For, as I only felt that impression of beauty when there was imposed upon the actual sensation however insignificant, another akin to it which, spontaneously reborn in me, expanded the first one simultaneously over several periods and filled my soul, in which my ordinary single sensations left a void, with a generalising essence, there was no reason why I should not just as well receive such sensations from society as from nature, since they occur haphazard, provoked doubtless by a peculiar excitement owing to which, on days when one happens to be outside the normal course of one’s life, even the most simple things begin to cause reactions which habit spares our nervous system. My purpose was to discover the objective reason of its being exactly and only that class of sensations which must lead to a work of art, by pursuing the reflections I had been bent on linking together in the library, for I felt that the emancipation of my spiritual life was now complete enough for me to be able to sustain my thought in the midst of guests in the drawing-room just as well as alone in the library; I should know how to preserve my solitude from that point of view even in the midst of that numerous company. Indeed, for the same reason that great events in the outer world have no influence upon our mental powers and that a mediocre writer living in an epic period will, nevertheless, remain a mediocre writer what was dangerous in society was the worldly disposition one brought to it.

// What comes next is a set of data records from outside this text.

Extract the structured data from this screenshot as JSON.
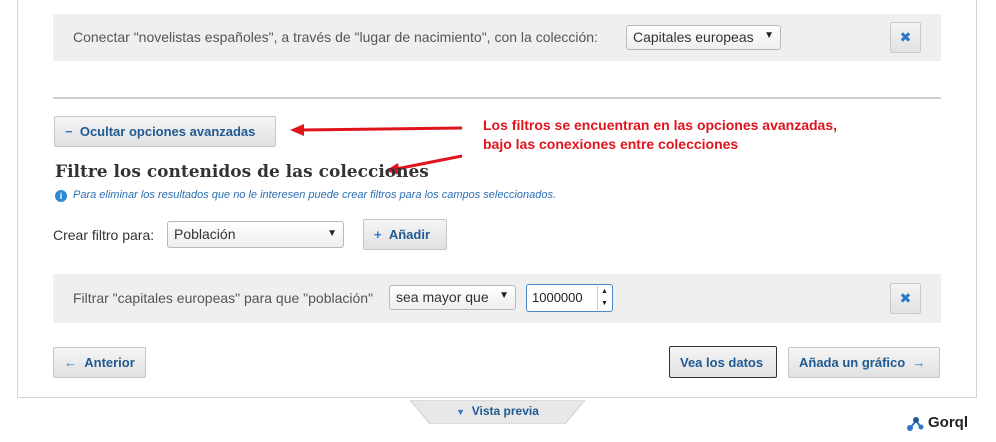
{
  "connection": {
    "text": "Conectar \"novelistas españoles\", a través de \"lugar de nacimiento\", con la colección:",
    "collection_select": "Capitales europeas",
    "remove_icon": "x-icon"
  },
  "advanced": {
    "toggle_icon": "minus-icon",
    "toggle_label": "Ocultar opciones avanzadas"
  },
  "annotation": {
    "line1": "Los filtros se encuentran en las opciones avanzadas,",
    "line2": "bajo las conexiones entre colecciones",
    "color": "#e0141d"
  },
  "filters": {
    "heading": "Filtre los contenidos de las colecciones",
    "info_icon": "i",
    "info_text": "Para eliminar los resultados que no le interesen puede crear filtros para los campos seleccionados.",
    "create_label": "Crear filtro para:",
    "field_select": "Población",
    "add_icon": "plus-icon",
    "add_label": "Añadir"
  },
  "filter_row": {
    "text": "Filtrar \"capitales europeas\" para que \"población\"",
    "operator_select": "sea mayor que",
    "value": "1000000"
  },
  "nav": {
    "back_icon": "←",
    "back_label": "Anterior",
    "view_data_label": "Vea los datos",
    "add_chart_label": "Añada un gráfico",
    "forward_icon": "→"
  },
  "preview_tab": {
    "icon": "▼",
    "label": "Vista previa"
  },
  "brand": {
    "name": "Gorql"
  },
  "colors": {
    "accent_blue": "#2a78c8",
    "button_text": "#1f5a92",
    "row_bg": "#efefef"
  }
}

But, of itself, it will no more make us mediocre than a war of heroes can make a bad poet sublime. In any case, whether it was theoretically advantageous or not that a work of art should be thus constituted, and awaiting the further examination of that question, it was undeniable so far as I was concerned, that when any really aesthetic intuitions came to me it had always been as a result of sensations of that nature. True, they had been rare enough in my life but they dominated it, and I could recover from the past some of those heights I had mis-takenly allowed myself to lose sight of (and I did not mean to do so again). This much I could now say, that if in my case this was an idiosyncrasy due to the exclusive significance it had for me, I was reassured by discovering that it was related to characteristics less marked yet discernible and fundamentally analogous in the case of certain writers. Is not the most beautiful part of the Mémoires d’Outre-Tombe assimilable with my sensations relative to the madeleine: “Yesterday evening I was walking alone….
I was drawn from my reflections by the warbling of a thrush perched upon the highest branch of a birch tree. At that instant the magical sound brought my paternal home before my eyes; I forgot the catastrophes of which I had been a witness and, transported suddenly into the past, I saw again that country where I had so often heard the thrush sing.” And is not this, one of the two or three most beautiful passages in the Mémoires: “A delicate and subtle odour of heliotrope was exhaled by a cluster of scarlet runners in flower; that odour was not brought us by a breeze from the homeland but by a wild Newfoundland wind, without relation to the exiled plant, without sympathy with memory and joy.
In that perfume which beauty had not breathed nor purified in its breast nor spread abroad upon its path, in that perfume permeated by the light of dawn, of culture and of life, there was all the melancholy of regret, of exile and of youth.”